Quel avenir, mesdames !

 

Y a-t-il une vie après Nathan Drake ? En postulant que d'autres protagonistes de l'univers Uncharted sont capables d'endosser le costume de héros en lieu et place de l'intrépide jeune premier qui s'y était taillé une célébrité, le stand alone The Lost Legacy fait davantage qu'offrir une alternative à une franchise que l'on pensait bouclée : il lui donne, mode féministe et engagé, une nouvelle raison d'exister.

 

Qu'on se le dise: Nathan Drake a bel et bien raccroché. Enfin rendu à la raison - et à sa famille - en un final qui bouclait de façon très poétique son épopée dans Uncharted 4, le plus roublard des aventuriers n'est plus guère qu'une ombre qui plâne au-dessus des discussions, désormais. Et c'est la très forte Chloé Frazer, figure récurrente de la saga, qui entérine cette vérité en quelques flèches bien décochées. C'est promis, donc, il ne fera pas même un petit caméo dans ce Lost Legacy qui met le cap vers de nouvelles contrées.

Pour le remplacer, les développeurs de Naughty Dog ont misé, on le sait, sur un duo particulièrement redoutable constitué de Chloé et d'une figure emblématique des adversaires rencontrés par les frangins Drake dans le quatrième volet: la mercenaire Nadine Ross, par la grâce d'un partenariat inattendu absoute des crimes qui lui sont imputés.
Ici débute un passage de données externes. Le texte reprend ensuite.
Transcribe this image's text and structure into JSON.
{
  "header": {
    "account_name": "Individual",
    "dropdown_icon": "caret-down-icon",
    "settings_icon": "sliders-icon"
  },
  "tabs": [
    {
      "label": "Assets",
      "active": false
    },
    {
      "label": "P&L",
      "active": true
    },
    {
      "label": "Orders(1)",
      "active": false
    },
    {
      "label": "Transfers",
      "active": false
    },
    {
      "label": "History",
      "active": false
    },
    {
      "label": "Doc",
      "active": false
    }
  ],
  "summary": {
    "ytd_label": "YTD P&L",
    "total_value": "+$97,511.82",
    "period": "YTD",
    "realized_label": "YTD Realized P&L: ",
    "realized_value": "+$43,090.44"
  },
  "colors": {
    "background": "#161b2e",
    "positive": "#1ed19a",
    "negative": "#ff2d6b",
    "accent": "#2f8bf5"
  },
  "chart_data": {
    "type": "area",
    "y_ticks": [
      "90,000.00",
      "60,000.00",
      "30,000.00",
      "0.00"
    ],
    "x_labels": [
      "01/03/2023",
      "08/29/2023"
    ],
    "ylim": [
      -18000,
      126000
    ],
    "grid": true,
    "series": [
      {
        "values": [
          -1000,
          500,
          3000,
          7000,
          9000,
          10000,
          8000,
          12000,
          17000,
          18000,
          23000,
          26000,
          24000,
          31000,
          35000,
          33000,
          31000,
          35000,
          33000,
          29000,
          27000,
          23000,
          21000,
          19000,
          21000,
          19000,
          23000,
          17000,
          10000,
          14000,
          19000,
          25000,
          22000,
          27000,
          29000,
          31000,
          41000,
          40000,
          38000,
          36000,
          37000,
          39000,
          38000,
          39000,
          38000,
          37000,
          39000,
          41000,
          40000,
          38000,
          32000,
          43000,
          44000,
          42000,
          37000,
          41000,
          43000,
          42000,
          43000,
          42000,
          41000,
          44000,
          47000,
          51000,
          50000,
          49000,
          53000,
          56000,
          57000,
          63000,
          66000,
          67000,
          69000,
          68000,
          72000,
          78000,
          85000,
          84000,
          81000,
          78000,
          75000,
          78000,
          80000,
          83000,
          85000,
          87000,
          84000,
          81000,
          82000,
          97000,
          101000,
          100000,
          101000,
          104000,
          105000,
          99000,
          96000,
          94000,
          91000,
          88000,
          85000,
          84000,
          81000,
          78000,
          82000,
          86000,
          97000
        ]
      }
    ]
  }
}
Deux femmes au tempérament fort, indomptable, dont la mise en exergue marque finalement une évolution logique de la saga: celle-ci a toujours su ménager aux (rares) femmes une place d'honneur, faisant d'elles la meilleure part des hommes auxquels elles sont attachées.

Changement de cap

Chloé et Nadine se retrouvent ainsi propulsées en tête d'affiche pour ce qui au départ ne devait être qu'un simple DLC. Le potentiel de la chose se révélant rapidement à travers les retours des fans, le projet est devenu véritable stand alone en cours de route, jusqu'à tenir en haleine le joueur, désormais, une bonne dizaine d'heures durant. Cette origine modeste se ressent néanmoins dans la consistance du scénario: pas conçu initialement pour tenir sur la durée, celui-ci peine un peu à soutenir la dimension d'ordinaire saisissante de l'épopée. Dans The Lost Legacy, la narration se fait parfois dangereusement diluée.

Perdue au coeur de la jungle indienne, l'aventure fascine, heureusement, par ce qu'elle à voir et à explorer. L'histoire s'y préoccupe comme toujours de trésors cachés, de grands méchants aux idéaux pervertis par l'appât du gain et de cités fabuleuses à exhumer de l'oubli le temps d'une balade au milieu des ruines, les yeux bien écarquillés. Dans la droite lignée d'Uncharted 4, The Lost Legacy assume, de fait, cette part de passivilité induite chez le joueur par de nombreux moments de contemplation et d'émerveillement. Il faut dire que c'est un travail fou, titanesque qui a été accompli pour  donner du relief à ces vestiges de civilisation perdus dans la forêt. Cascades gigantesques, temples faramineux, falaises vertigineuses... Il y a là, signe des temps, de quoi sortir le smartphone et prendre des clichés à foison. C'est ce à quoi s'emploie Chloé, d'ailleurs, comme pour prendre acte des multiples possibles du mot "interaction".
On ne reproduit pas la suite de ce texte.